I’ll Never Britain (Reino Unido)
Primavera de Praga (Tchecoslováquia)
Fardo (Portugal)
Os Gregos (Grécia)



Realizados dentro do quadro de seu mestrado na Universidade de Bristol, na Inglaterra, os quatro filmes de Cristian Borges que formam a série “História Privada de Revoluções Pessoais” são exercícios tornados filmes tornados exercícios. O equilíbrio entre pesquisa (cultural, de tema, de linguagem, de efeitos) e expressividade afetiva faz deles agradáveis experiências de fruição nas quais a dimensão reflexiva nunca perde sua posição de destaque, e nunca ofusca a força das imagens. Do espectador é exigida uma relação ativa com o fluxo visual, para, além de apreciar sua beleza, articular os sentidos propostos pela montagem e pela dialética entre som e imagem.

Mistos de travelog, filme familiar e documentário ilustrativo, as “revoluções pessoais” transparecem um esforço narrativo atípico: em meio à captura de um aspecto histórico-cultural qualquer – que traduza uma certa anima identitária, mas não encerre necessariamente uma concepção amplamente compartilhada do que seria uma “personificação” da pátria –, a necessidade de apresentar trechos ficcionais emersos de uma imaginação ligada aos espaços os afasta de seus possíveis similares. Definitivamente, o impulso de registro do mundo não é a força motriz da articulação destes filmes, mas o catalisador de um desejo íntimo de fundir um imaginário pessoal à experiência de uma realidade (material, intelectual, espiritual) estrangeira. Quando empunhada, portanto, a câmera não distingue entre imagens encenadas, depoimentos ou captura de paisagens. E isto faz, de alguma forma, com que cada um dos filmes seja filho autêntico dos países nos quais se passam (como as cartelas de crédito conscientemente assumem, aliás).

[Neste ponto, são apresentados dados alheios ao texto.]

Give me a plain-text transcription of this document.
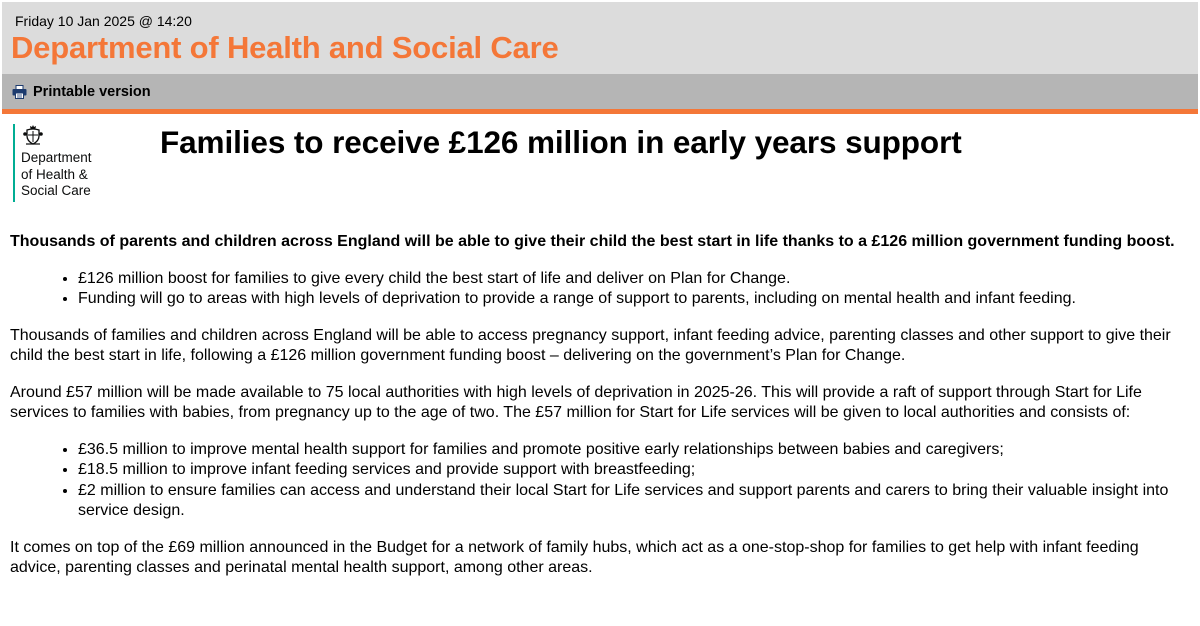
Friday 10 Jan 2025 @ 14:20
Department of Health and Social Care
Printable version
Department
of Health &
Social Care
Families to receive £126 million in early years support

Thousands of parents and children across England will be able to give their child the best start in life thanks to a £126 million government funding boost.

• £126 million boost for families to give every child the best start of life and deliver on Plan for Change.
• Funding will go to areas with high levels of deprivation to provide a range of support to parents, including on mental health and infant feeding.

Thousands of families and children across England will be able to access pregnancy support, infant feeding advice, parenting classes and other support to give their child the best start in life, following a £126 million government funding boost – delivering on the government’s Plan for Change.

Around £57 million will be made available to 75 local authorities with high levels of deprivation in 2025-26. This will provide a raft of support through Start for Life services to families with babies, from pregnancy up to the age of two. The £57 million for Start for Life services will be given to local authorities and consists of:

• £36.5 million to improve mental health support for families and promote positive early relationships between babies and caregivers;
• £18.5 million to improve infant feeding services and provide support with breastfeeding;
• £2 million to ensure families can access and understand their local Start for Life services and support parents and carers to bring their valuable insight into service design.

It comes on top of the £69 million announced in the Budget for a network of family hubs, which act as a one-stop-shop for families to get help with infant feeding advice, parenting classes and perinatal mental health support, among other areas.
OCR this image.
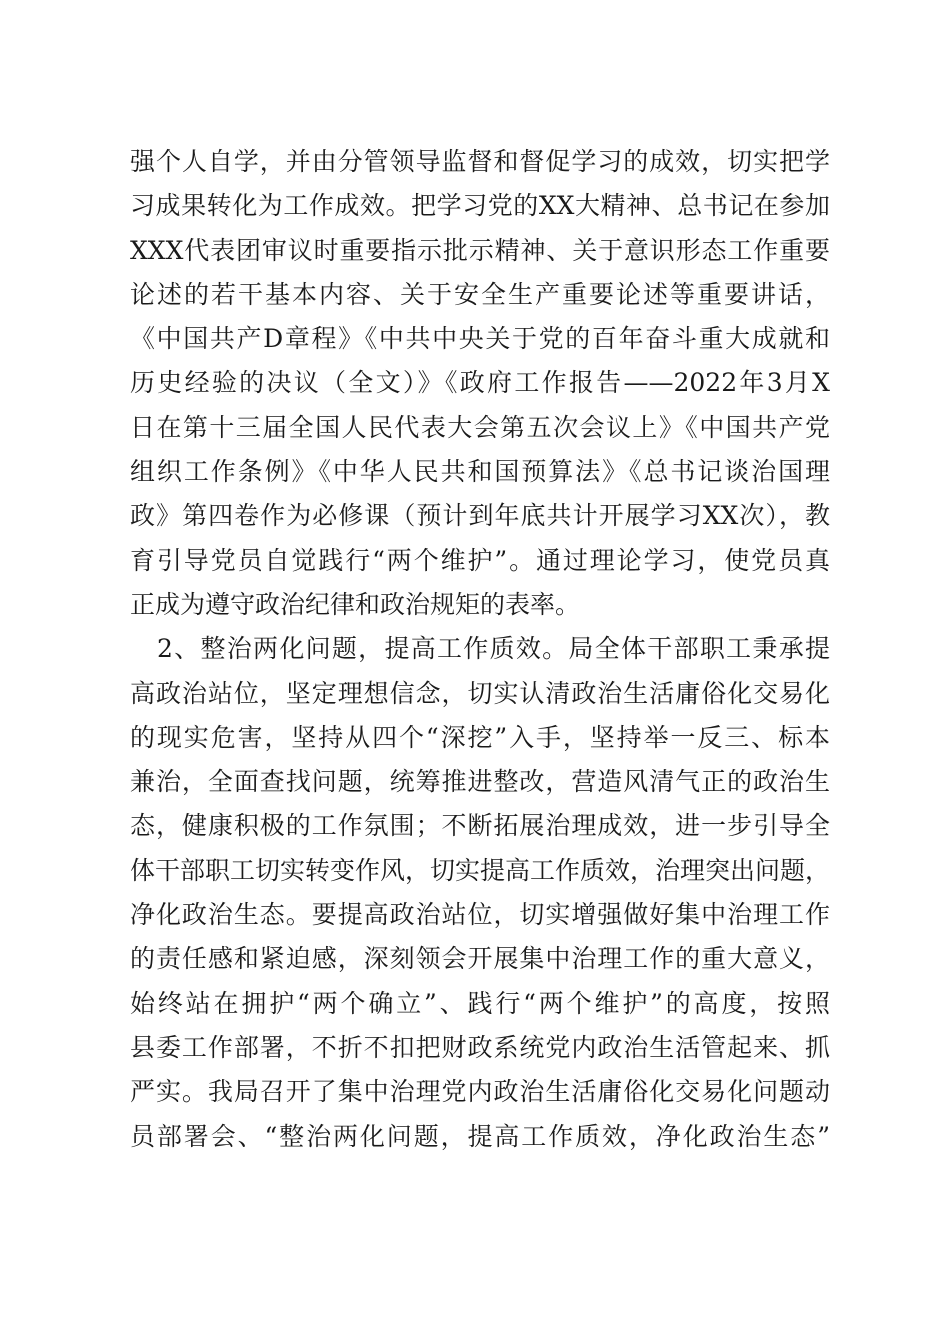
强个人自学，并由分管领导监督和督促学习的成效，切实把学
习成果转化为工作成效。把学习党的XX大精神、总书记在参加
XXX代表团审议时重要指示批示精神、关于意识形态工作重要
论述的若干基本内容、关于安全生产重要论述等重要讲话，
《中国共产D章程》《中共中央关于党的百年奋斗重大成就和
历史经验的决议（全文）》《政府工作报告——2022年3月X
日在第十三届全国人民代表大会第五次会议上》《中国共产党
组织工作条例》《中华人民共和国预算法》《总书记谈治国理
政》第四卷作为必修课（预计到年底共计开展学习XX次），教
育引导党员自觉践行“两个维护”。通过理论学习，使党员真
正成为遵守政治纪律和政治规矩的表率。
2、整治两化问题，提高工作质效。局全体干部职工秉承提
高政治站位，坚定理想信念，切实认清政治生活庸俗化交易化
的现实危害，坚持从四个“深挖”入手，坚持举一反三、标本
兼治，全面查找问题，统筹推进整改，营造风清气正的政治生
态，健康积极的工作氛围；不断拓展治理成效，进一步引导全
体干部职工切实转变作风，切实提高工作质效，治理突出问题，
净化政治生态。要提高政治站位，切实增强做好集中治理工作
的责任感和紧迫感，深刻领会开展集中治理工作的重大意义，
始终站在拥护“两个确立”、践行“两个维护”的高度，按照
县委工作部署，不折不扣把财政系统党内政治生活管起来、抓
严实。我局召开了集中治理党内政治生活庸俗化交易化问题动
员部署会、“整治两化问题，提高工作质效，净化政治生态”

O menino entrando no buraco de uma porta ao início de I’ll Never Britain ou o garoto que caminha pelas ruas de Praga em Primavera de Praga são imagens fortes que nascem diretamente do encanto com as ruas, as casas, as esquinas, que experimentamos quando nos deixamos absorver pelas calçadas de cidades desconhecidas, potencializadas em sua carga evocativa pela associação com a narração e as outras imagens mais “documentais”, por assim dizer. Não à toa, Cristian Borges afirma que estes são pequenos “contos de fadas”. A narrativa macro (o espectro das Histórias nacionais com sua carga de herança indelével marcada nas pedras do solo e na arquitetura) mescla-se com o percurso inesperado de ficções que surgem com o aspecto de lendas míticas, embora sejam frutos autênticos de uma sensibilidade particular. Neste sentido, Fardo talvez seja o mais significativo dentre os quatro: senhores e senhoras de aldeias portuguesas dão corpo à narração de uma história que já nasce longínqua, ao mesmo tempo em que guarda relações com dados factuais, na qual todas as crianças do lugar desapareceram subitamente, privando a nação de horizonte futuro e reforçando os laços dos velhos com a terra e o passado.

Se, como o próprio Borges afirmou no debate que se seguiu à sessão, o Super 8 atira imediatamente as imagens realizadas para o tempo passado em termos estéticos, seus filmes utilizam esta propriedade para traduzir um esforço de invenção de um espaço-tempo imemorial sem ancoragem concreta no mundo real. Eles nos atiram em direção a um imaginário flutuante no qual a idéia de origem é profundamente reconfigurada: o olhar apaga seu próprio histórico identitário e se lança em associações afetivas que visam, de alguma maneira, a estabelecer genealogias imaginadas para outras culturas, que se constroem na ponte entre si e o outro. Cativante e envolvente, trata-se de um conjunto de filmes que impregna o espírito e reverbera para bem além do que a modéstia de sua realização e circulação pressupõem.